“I did,” Keith says softly. “I would go back and forth from being mad at Janie for taking those two years of Carsen’s life away from me to thankful she’d done this selfless thing to let me chase my dreams unencumbered, even if she thought it was because I wouldn’t be able to support them, financially or emotionally. I mean, I’d left her . . . them, even if I didn’t know it . . . for what? To play in smoky bars for drunks for all hours of the night? But she gave me this incredible gift. Carsen stole my heart the moment I laid eyes on her.
“We’d been living together for about six months when Janie didn’t come home after work one day. I was scared something had happened to her, but I had a gig at a new club, the biggest one I’d ever played. I had to leave Carsen with a neighbor, and I called Janie over and over between sets.”
“No answer,” I say, reading where this is going.
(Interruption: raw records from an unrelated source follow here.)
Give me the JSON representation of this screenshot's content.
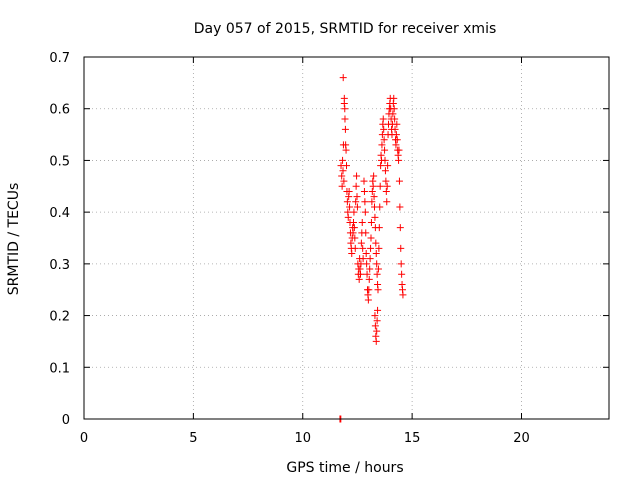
{
  "chart_data": {
    "type": "scatter",
    "title": "Day 057 of 2015, SRMTID for receiver xmis",
    "xlabel": "GPS time / hours",
    "ylabel": "SRMTID / TECUs",
    "xlim": [
      0,
      24
    ],
    "ylim": [
      0,
      0.7
    ],
    "xticks": [
      0,
      5,
      10,
      15,
      20
    ],
    "yticks": [
      0,
      0.1,
      0.2,
      0.3,
      0.4,
      0.5,
      0.6,
      0.7
    ],
    "grid": true,
    "marker": "plus",
    "colors": {
      "series": "#ff0000",
      "axis": "#000000",
      "grid": "#a0a0a0"
    },
    "series": [
      {
        "name": "SRMTID",
        "points": [
          [
            11.7,
            0.0
          ],
          [
            11.72,
            0.0
          ],
          [
            11.74,
            0.0
          ],
          [
            11.75,
            0.49
          ],
          [
            11.78,
            0.47
          ],
          [
            11.8,
            0.45
          ],
          [
            11.82,
            0.5
          ],
          [
            11.84,
            0.48
          ],
          [
            11.86,
            0.53
          ],
          [
            11.88,
            0.46
          ],
          [
            11.9,
            0.62
          ],
          [
            11.9,
            0.61
          ],
          [
            11.92,
            0.6
          ],
          [
            11.93,
            0.58
          ],
          [
            11.95,
            0.56
          ],
          [
            11.96,
            0.53
          ],
          [
            11.98,
            0.52
          ],
          [
            12.0,
            0.49
          ],
          [
            11.85,
            0.66
          ],
          [
            12.02,
            0.44
          ],
          [
            12.04,
            0.42
          ],
          [
            12.06,
            0.4
          ],
          [
            12.08,
            0.39
          ],
          [
            12.1,
            0.43
          ],
          [
            12.12,
            0.44
          ],
          [
            12.14,
            0.41
          ],
          [
            12.16,
            0.38
          ],
          [
            12.18,
            0.36
          ],
          [
            12.2,
            0.34
          ],
          [
            12.22,
            0.33
          ],
          [
            12.24,
            0.32
          ],
          [
            12.26,
            0.35
          ],
          [
            12.28,
            0.37
          ],
          [
            12.3,
            0.36
          ],
          [
            12.32,
            0.38
          ],
          [
            12.34,
            0.4
          ],
          [
            12.36,
            0.37
          ],
          [
            12.38,
            0.35
          ],
          [
            12.4,
            0.33
          ],
          [
            12.42,
            0.42
          ],
          [
            12.44,
            0.45
          ],
          [
            12.46,
            0.47
          ],
          [
            12.48,
            0.43
          ],
          [
            12.5,
            0.41
          ],
          [
            12.52,
            0.3
          ],
          [
            12.54,
            0.28
          ],
          [
            12.56,
            0.29
          ],
          [
            12.58,
            0.27
          ],
          [
            12.6,
            0.31
          ],
          [
            12.62,
            0.29
          ],
          [
            12.64,
            0.28
          ],
          [
            12.66,
            0.3
          ],
          [
            12.68,
            0.34
          ],
          [
            12.7,
            0.36
          ],
          [
            12.72,
            0.38
          ],
          [
            12.74,
            0.33
          ],
          [
            12.76,
            0.31
          ],
          [
            12.8,
            0.46
          ],
          [
            12.82,
            0.44
          ],
          [
            12.84,
            0.42
          ],
          [
            12.86,
            0.4
          ],
          [
            12.88,
            0.36
          ],
          [
            12.9,
            0.32
          ],
          [
            12.92,
            0.3
          ],
          [
            12.94,
            0.28
          ],
          [
            12.96,
            0.25
          ],
          [
            12.98,
            0.24
          ],
          [
            13.0,
            0.23
          ],
          [
            13.02,
            0.25
          ],
          [
            13.04,
            0.27
          ],
          [
            13.06,
            0.29
          ],
          [
            13.08,
            0.31
          ],
          [
            13.1,
            0.33
          ],
          [
            13.12,
            0.35
          ],
          [
            13.14,
            0.38
          ],
          [
            13.16,
            0.42
          ],
          [
            13.18,
            0.44
          ],
          [
            13.2,
            0.46
          ],
          [
            13.22,
            0.45
          ],
          [
            13.24,
            0.47
          ],
          [
            13.26,
            0.43
          ],
          [
            13.28,
            0.41
          ],
          [
            13.3,
            0.39
          ],
          [
            13.32,
            0.37
          ],
          [
            13.34,
            0.34
          ],
          [
            13.36,
            0.32
          ],
          [
            13.38,
            0.3
          ],
          [
            13.4,
            0.28
          ],
          [
            13.42,
            0.26
          ],
          [
            13.3,
            0.2
          ],
          [
            13.32,
            0.18
          ],
          [
            13.34,
            0.16
          ],
          [
            13.36,
            0.15
          ],
          [
            13.38,
            0.17
          ],
          [
            13.4,
            0.19
          ],
          [
            13.42,
            0.21
          ],
          [
            13.44,
            0.25
          ],
          [
            13.46,
            0.29
          ],
          [
            13.48,
            0.33
          ],
          [
            13.5,
            0.37
          ],
          [
            13.52,
            0.41
          ],
          [
            13.54,
            0.45
          ],
          [
            13.56,
            0.49
          ],
          [
            13.58,
            0.51
          ],
          [
            13.6,
            0.5
          ],
          [
            13.62,
            0.53
          ],
          [
            13.64,
            0.55
          ],
          [
            13.66,
            0.57
          ],
          [
            13.68,
            0.58
          ],
          [
            13.7,
            0.56
          ],
          [
            13.72,
            0.54
          ],
          [
            13.74,
            0.52
          ],
          [
            13.76,
            0.5
          ],
          [
            13.78,
            0.48
          ],
          [
            13.8,
            0.46
          ],
          [
            13.82,
            0.44
          ],
          [
            13.84,
            0.42
          ],
          [
            13.86,
            0.45
          ],
          [
            13.88,
            0.49
          ],
          [
            13.9,
            0.55
          ],
          [
            13.92,
            0.57
          ],
          [
            13.94,
            0.59
          ],
          [
            13.96,
            0.6
          ],
          [
            13.98,
            0.61
          ],
          [
            14.0,
            0.62
          ],
          [
            14.02,
            0.6
          ],
          [
            14.04,
            0.58
          ],
          [
            14.06,
            0.56
          ],
          [
            14.08,
            0.55
          ],
          [
            14.1,
            0.57
          ],
          [
            14.12,
            0.59
          ],
          [
            14.14,
            0.61
          ],
          [
            14.16,
            0.62
          ],
          [
            14.18,
            0.6
          ],
          [
            14.2,
            0.58
          ],
          [
            14.22,
            0.56
          ],
          [
            14.24,
            0.54
          ],
          [
            14.26,
            0.53
          ],
          [
            14.28,
            0.55
          ],
          [
            14.3,
            0.57
          ],
          [
            14.32,
            0.54
          ],
          [
            14.34,
            0.52
          ],
          [
            14.36,
            0.51
          ],
          [
            14.38,
            0.5
          ],
          [
            14.4,
            0.52
          ],
          [
            14.42,
            0.46
          ],
          [
            14.44,
            0.41
          ],
          [
            14.46,
            0.37
          ],
          [
            14.48,
            0.33
          ],
          [
            14.5,
            0.3
          ],
          [
            14.52,
            0.28
          ],
          [
            14.54,
            0.26
          ],
          [
            14.56,
            0.25
          ],
          [
            14.58,
            0.24
          ]
        ]
      }
    ]
  }
}
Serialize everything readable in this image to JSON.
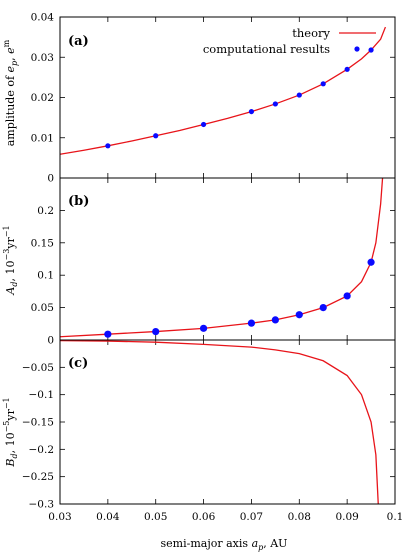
{
  "chart_data": [
    {
      "type": "line",
      "panel_label": "(a)",
      "ylabel": "amplitude of e_p, e_p^m",
      "ylabel_parts": {
        "prefix": "amplitude of ",
        "e": "e",
        "sub_p": "p",
        "comma": ", ",
        "sup_m": "m"
      },
      "xlim": [
        0.03,
        0.1
      ],
      "ylim": [
        0,
        0.04
      ],
      "yticks": [
        "0",
        "0.01",
        "0.02",
        "0.03",
        "0.04"
      ],
      "legend": {
        "position": "top-right",
        "entries": [
          "theory",
          "computational results"
        ]
      },
      "series": [
        {
          "name": "theory",
          "kind": "line",
          "color": "#e8141a",
          "x": [
            0.03,
            0.035,
            0.04,
            0.045,
            0.05,
            0.055,
            0.06,
            0.065,
            0.07,
            0.075,
            0.08,
            0.085,
            0.09,
            0.093,
            0.095,
            0.097,
            0.098
          ],
          "y": [
            0.0059,
            0.0069,
            0.008,
            0.0092,
            0.0105,
            0.0118,
            0.0133,
            0.0148,
            0.0165,
            0.0184,
            0.0206,
            0.0234,
            0.027,
            0.0296,
            0.0318,
            0.0345,
            0.0375
          ]
        },
        {
          "name": "computational results",
          "kind": "scatter",
          "color": "#0a0aff",
          "x": [
            0.04,
            0.05,
            0.06,
            0.07,
            0.075,
            0.08,
            0.085,
            0.09,
            0.095
          ],
          "y": [
            0.008,
            0.0105,
            0.0133,
            0.0165,
            0.0184,
            0.0206,
            0.0234,
            0.027,
            0.0318
          ]
        }
      ]
    },
    {
      "type": "line",
      "panel_label": "(b)",
      "ylabel": "A_d, 10^-3 yr^-1",
      "ylabel_parts": {
        "A": "A",
        "sub_d": "d",
        "rest": ", 10",
        "exp": "−3",
        "unit": "yr",
        "unit_exp": "−1"
      },
      "xlim": [
        0.03,
        0.1
      ],
      "ylim": [
        0,
        0.25
      ],
      "yticks": [
        "0",
        "0.05",
        "0.1",
        "0.15",
        "0.2"
      ],
      "series": [
        {
          "name": "theory",
          "kind": "line",
          "color": "#e8141a",
          "x": [
            0.03,
            0.04,
            0.05,
            0.06,
            0.07,
            0.075,
            0.08,
            0.085,
            0.09,
            0.093,
            0.095,
            0.096,
            0.097,
            0.0975
          ],
          "y": [
            0.005,
            0.009,
            0.013,
            0.018,
            0.026,
            0.031,
            0.039,
            0.05,
            0.068,
            0.09,
            0.12,
            0.15,
            0.21,
            0.26
          ]
        },
        {
          "name": "computational results",
          "kind": "scatter",
          "color": "#0a0aff",
          "x": [
            0.04,
            0.05,
            0.06,
            0.07,
            0.075,
            0.08,
            0.085,
            0.09,
            0.095
          ],
          "y": [
            0.009,
            0.013,
            0.018,
            0.026,
            0.031,
            0.039,
            0.05,
            0.068,
            0.12
          ]
        }
      ]
    },
    {
      "type": "line",
      "panel_label": "(c)",
      "ylabel": "B_d, 10^-5 yr^-1",
      "ylabel_parts": {
        "B": "B",
        "sub_d": "d",
        "rest": ", 10",
        "exp": "−5",
        "unit": "yr",
        "unit_exp": "−1"
      },
      "xlabel": "semi-major axis a_p, AU",
      "xlabel_parts": {
        "prefix": "semi-major axis ",
        "a": "a",
        "sub_p": "p",
        "suffix": ", AU"
      },
      "xlim": [
        0.03,
        0.1
      ],
      "ylim": [
        -0.3,
        0
      ],
      "yticks": [
        "−0.05",
        "−0.1",
        "−0.15",
        "−0.2",
        "−0.25",
        "−0.3"
      ],
      "xticks": [
        "0.03",
        "0.04",
        "0.05",
        "0.06",
        "0.07",
        "0.08",
        "0.09",
        "0.1"
      ],
      "series": [
        {
          "name": "theory",
          "kind": "line",
          "color": "#e8141a",
          "x": [
            0.03,
            0.04,
            0.05,
            0.06,
            0.07,
            0.075,
            0.08,
            0.085,
            0.09,
            0.093,
            0.095,
            0.096,
            0.0965
          ],
          "y": [
            -0.001,
            -0.002,
            -0.004,
            -0.008,
            -0.013,
            -0.018,
            -0.025,
            -0.038,
            -0.065,
            -0.1,
            -0.15,
            -0.21,
            -0.3
          ]
        }
      ]
    }
  ]
}
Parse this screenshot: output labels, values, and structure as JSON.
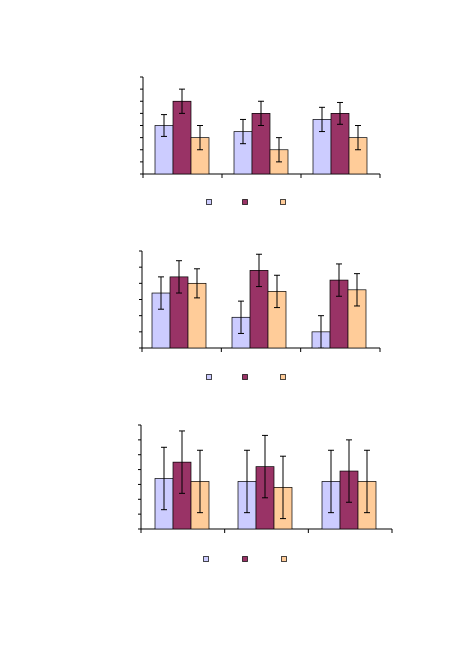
{
  "colors": {
    "series": [
      "#ccccff",
      "#993366",
      "#ffcc99"
    ],
    "axis": "#000000",
    "error_bar": "#000000",
    "background": "#ffffff"
  },
  "chart_data": [
    {
      "type": "bar",
      "title": "",
      "xlabel": "",
      "ylabel": "",
      "categories": [
        "",
        "",
        ""
      ],
      "ylim": [
        0,
        8
      ],
      "y_tick_count": 8,
      "grid": false,
      "legend_position": "bottom",
      "series": [
        {
          "name": "",
          "values": [
            4.0,
            3.5,
            4.5
          ],
          "errors": [
            0.9,
            1.0,
            1.0
          ]
        },
        {
          "name": "",
          "values": [
            6.0,
            5.0,
            5.0
          ],
          "errors": [
            1.0,
            1.0,
            0.9
          ]
        },
        {
          "name": "",
          "values": [
            3.0,
            2.0,
            3.0
          ],
          "errors": [
            1.0,
            1.0,
            1.0
          ]
        }
      ]
    },
    {
      "type": "bar",
      "title": "",
      "xlabel": "",
      "ylabel": "",
      "categories": [
        "",
        "",
        ""
      ],
      "ylim": [
        0,
        6
      ],
      "y_tick_count": 6,
      "grid": false,
      "legend_position": "bottom",
      "series": [
        {
          "name": "",
          "values": [
            3.4,
            1.9,
            1.0
          ],
          "errors": [
            1.0,
            1.0,
            1.0
          ]
        },
        {
          "name": "",
          "values": [
            4.4,
            4.8,
            4.2
          ],
          "errors": [
            1.0,
            1.0,
            1.0
          ]
        },
        {
          "name": "",
          "values": [
            4.0,
            3.5,
            3.6
          ],
          "errors": [
            0.9,
            1.0,
            1.0
          ]
        }
      ]
    },
    {
      "type": "bar",
      "title": "",
      "xlabel": "",
      "ylabel": "",
      "categories": [
        "",
        "",
        ""
      ],
      "ylim": [
        0,
        7
      ],
      "y_tick_count": 7,
      "grid": false,
      "legend_position": "bottom",
      "series": [
        {
          "name": "",
          "values": [
            3.4,
            3.2,
            3.2
          ],
          "errors": [
            2.1,
            2.1,
            2.1
          ]
        },
        {
          "name": "",
          "values": [
            4.5,
            4.2,
            3.9
          ],
          "errors": [
            2.1,
            2.1,
            2.1
          ]
        },
        {
          "name": "",
          "values": [
            3.2,
            2.8,
            3.2
          ],
          "errors": [
            2.1,
            2.1,
            2.1
          ]
        }
      ]
    }
  ]
}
Keith shakes his head again, his voice hitching as I see tears well up in the corners of his eyes. “The next morning, her parents called me. Janie had been walking home, crossing the street, and a drunk driver hit her before running into a pole. Janie didn’t make it. She died instantly. The driver died too. The police had called Janie’s next of kin, her parents. Not me, because I wasn’t her husband. I was just the father of her child whom she lived with.”
I can see the hurt in his eyes, and my heart aches to soothe Keith’s pain. So much pain, more than any one man should have by himself. “Keith, I’m sorry.”
He nods, plunging ahead because he has to unburden himself of this weight. “It messed me up bad for a while. Luckily, Janie’s parents were fine with Carsen staying with me. They could’ve fought me for custody, especially since I was barely scraping by back then. But they agreed that Carsen needed to be with her father. I think they felt guilty over what happened with Janie before she left home, and having that reminder wasn’t something they could handle. That’s when Sarah came to Boise to help me. She stayed with me in that shack of a room, taking care of Carsen. Hell, taking care of me. And that’s when I got another call.
“That night, the same night Janie had been hit . . . there’d been an A&R at the new club and he’d liked my sets. He told me to get my ass to Nashville, that I was good, had potential but had some growing to do.”
A&R . . . industry term for a talent scout. “What did you do?”
Keith laughs bitterly. “I was in bad shape, but Sarah knocked some sense into me, literally and figuratively. So we moved to Nashville, the three of us. I played there for a while, learning as much as I could, and one night, that same guy came in. That’s when I got a contract and the machine of my ‘career’ started really turning. At first, it wasn’t really a conscious decision to keep quiet about her. But when things started happening fast, I realized how quickly my life was changing and was scared what that would do to her. I wanted her to have as normal a life as possible.”
“How many people know about Carsen?” I ask curiously. “The record company has to know.”
“Their lawyer does. It’s part of the whole copyright estate thing,” Keith says, “but not too many people, actually. Only those I truly trust.”
He doesn’t have to say it, but I’m obviously not one of those people, but now I know too. He’s quiet, the weight of everything he just said heavy in the room as I digest it all.
“So? What do you think?” he asks. “Devoted father? Misguided fuckup?”
I stand, moving in front of him, and kneel down between his legs to bring myself to the same level and look him directly in the eyes. “I think you sound like a wonderful father who loves his daughter very much.”
“Thank you.” I can feel his relief at my positive judgment. “I haven’t told anyone this in a very long time. Elise, can I trust you with this?”
There’s no doubt in my mind or my heart as I nod, taking his hands. “I know that even though I’m saying yes, you’ll have doubts. That it’ll take time for you to trust me. But Keith . . . yes. I will never tell, and if I can, I’d like to get to know you more, and Carsen too, if you’re okay with that?”
He scans my face, looking for any trace of lie, but I’m telling the truth. I may not quite understand Keith’s vehemence at keeping Carsen a secret, but if that’s what he wants, I can support him and not be the weapon of destruction that obliterates the normal life he’s built for his daughter over the last decade.